The vast concourse of people who had assembled to witness the truimphant arrival of the successful travellers was of the lowest order of mechanics and artisans, among whom great distress and a dangerous spirit of discontent with the Government at that time prevailed. Groans and hisses greeted the carriage, full of influential personages, in which the Duke of Wellington sat.
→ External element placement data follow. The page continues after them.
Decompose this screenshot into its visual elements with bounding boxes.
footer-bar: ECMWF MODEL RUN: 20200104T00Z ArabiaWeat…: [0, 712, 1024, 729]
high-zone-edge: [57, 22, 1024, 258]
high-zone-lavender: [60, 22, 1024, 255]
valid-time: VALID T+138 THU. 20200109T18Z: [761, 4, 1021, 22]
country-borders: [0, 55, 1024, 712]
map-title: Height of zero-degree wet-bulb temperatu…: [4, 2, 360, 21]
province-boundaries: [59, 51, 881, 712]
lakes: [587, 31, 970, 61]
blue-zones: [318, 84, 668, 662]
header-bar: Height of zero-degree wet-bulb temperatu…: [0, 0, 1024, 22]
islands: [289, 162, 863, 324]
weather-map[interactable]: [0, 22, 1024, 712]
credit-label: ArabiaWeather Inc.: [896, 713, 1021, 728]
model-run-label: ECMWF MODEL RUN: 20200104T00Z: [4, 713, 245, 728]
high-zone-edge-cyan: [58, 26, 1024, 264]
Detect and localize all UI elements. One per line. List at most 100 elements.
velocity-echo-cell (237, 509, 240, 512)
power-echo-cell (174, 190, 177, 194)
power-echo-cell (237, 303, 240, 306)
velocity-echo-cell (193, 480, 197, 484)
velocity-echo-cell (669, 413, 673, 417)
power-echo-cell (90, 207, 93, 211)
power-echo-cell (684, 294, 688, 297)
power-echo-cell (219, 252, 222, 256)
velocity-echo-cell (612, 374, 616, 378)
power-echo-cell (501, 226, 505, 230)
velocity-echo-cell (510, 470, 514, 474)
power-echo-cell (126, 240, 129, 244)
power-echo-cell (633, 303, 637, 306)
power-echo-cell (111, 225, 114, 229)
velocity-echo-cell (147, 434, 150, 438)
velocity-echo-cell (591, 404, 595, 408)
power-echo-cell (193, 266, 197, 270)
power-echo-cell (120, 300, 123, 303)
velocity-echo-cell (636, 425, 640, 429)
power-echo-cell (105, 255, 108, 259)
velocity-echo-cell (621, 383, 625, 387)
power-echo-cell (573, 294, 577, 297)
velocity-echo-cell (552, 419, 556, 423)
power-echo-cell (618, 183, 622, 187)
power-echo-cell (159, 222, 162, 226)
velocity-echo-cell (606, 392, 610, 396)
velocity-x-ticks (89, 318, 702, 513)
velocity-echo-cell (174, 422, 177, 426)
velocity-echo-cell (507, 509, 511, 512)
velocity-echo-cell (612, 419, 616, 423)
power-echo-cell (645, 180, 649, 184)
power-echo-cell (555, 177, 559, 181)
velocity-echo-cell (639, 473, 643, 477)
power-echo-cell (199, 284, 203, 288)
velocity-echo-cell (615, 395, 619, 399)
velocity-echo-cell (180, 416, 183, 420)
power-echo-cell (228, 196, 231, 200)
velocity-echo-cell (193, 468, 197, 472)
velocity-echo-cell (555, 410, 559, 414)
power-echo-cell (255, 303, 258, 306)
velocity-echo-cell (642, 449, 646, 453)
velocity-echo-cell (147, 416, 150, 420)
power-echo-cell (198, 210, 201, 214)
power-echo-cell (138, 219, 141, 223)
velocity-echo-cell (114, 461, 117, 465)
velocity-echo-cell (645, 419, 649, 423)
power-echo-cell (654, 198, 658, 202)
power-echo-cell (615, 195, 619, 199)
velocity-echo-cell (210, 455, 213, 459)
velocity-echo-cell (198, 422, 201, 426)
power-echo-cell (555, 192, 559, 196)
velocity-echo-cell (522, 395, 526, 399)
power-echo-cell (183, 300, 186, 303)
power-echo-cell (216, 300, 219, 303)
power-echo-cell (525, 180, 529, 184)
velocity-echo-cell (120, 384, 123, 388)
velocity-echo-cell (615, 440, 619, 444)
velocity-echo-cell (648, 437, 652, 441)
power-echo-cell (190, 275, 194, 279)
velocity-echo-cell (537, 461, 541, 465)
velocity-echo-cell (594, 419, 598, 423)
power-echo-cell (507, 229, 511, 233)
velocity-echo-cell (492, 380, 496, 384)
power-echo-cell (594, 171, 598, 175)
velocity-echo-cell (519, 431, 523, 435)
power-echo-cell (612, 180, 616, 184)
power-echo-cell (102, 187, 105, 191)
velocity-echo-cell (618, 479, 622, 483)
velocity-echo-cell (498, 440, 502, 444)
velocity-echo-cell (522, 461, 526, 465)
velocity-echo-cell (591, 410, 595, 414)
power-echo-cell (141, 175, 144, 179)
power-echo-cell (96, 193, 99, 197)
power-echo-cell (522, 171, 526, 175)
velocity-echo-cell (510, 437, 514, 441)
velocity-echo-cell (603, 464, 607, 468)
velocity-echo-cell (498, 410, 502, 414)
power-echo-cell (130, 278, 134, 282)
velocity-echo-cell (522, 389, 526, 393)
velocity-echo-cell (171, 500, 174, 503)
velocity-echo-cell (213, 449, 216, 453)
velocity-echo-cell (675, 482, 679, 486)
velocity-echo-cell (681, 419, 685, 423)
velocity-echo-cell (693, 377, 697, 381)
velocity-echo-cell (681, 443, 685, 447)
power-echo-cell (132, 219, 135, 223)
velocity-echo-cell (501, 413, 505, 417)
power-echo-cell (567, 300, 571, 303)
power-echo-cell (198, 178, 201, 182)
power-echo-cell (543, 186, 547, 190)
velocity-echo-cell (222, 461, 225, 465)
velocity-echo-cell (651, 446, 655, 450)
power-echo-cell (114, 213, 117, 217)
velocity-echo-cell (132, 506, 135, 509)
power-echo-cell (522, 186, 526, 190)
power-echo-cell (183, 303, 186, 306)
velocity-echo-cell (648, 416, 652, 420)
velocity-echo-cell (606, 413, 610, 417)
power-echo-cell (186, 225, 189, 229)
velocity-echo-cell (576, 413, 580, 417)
High above the grim and grimy crowd of scowling faces a loom had been erected, at which sat a tattered, starved-looking weaver, evidently set there as a representative man, to protest against this triumph of machinery, and the gain and glory which the wealthy Liverpool and Manchester men were likely to derive from it.

The opening of the Liverpool and Manchester Railway, 15 September 1830: Fanny Kemble.

Records of a Girlhood, 1878.

Some of the directors observed, that they were but trustees for property to an immense amount, that the value of that property might be affected, if the procession did not go on, and thus demonstrate the practicability of locomotive travelling on an extensive scale; and that, though the illustrious duke [of Wellington] and his cortege might not deem it prudent to proceed, it was the duty of the directors to complete the ceremony of opening the road.

Discussion following the death of William Huskisson, run over by George Stephenson’s locomotive engine Rocket during the opening of the Liverpool and Manchester Railway, 15 September 1830.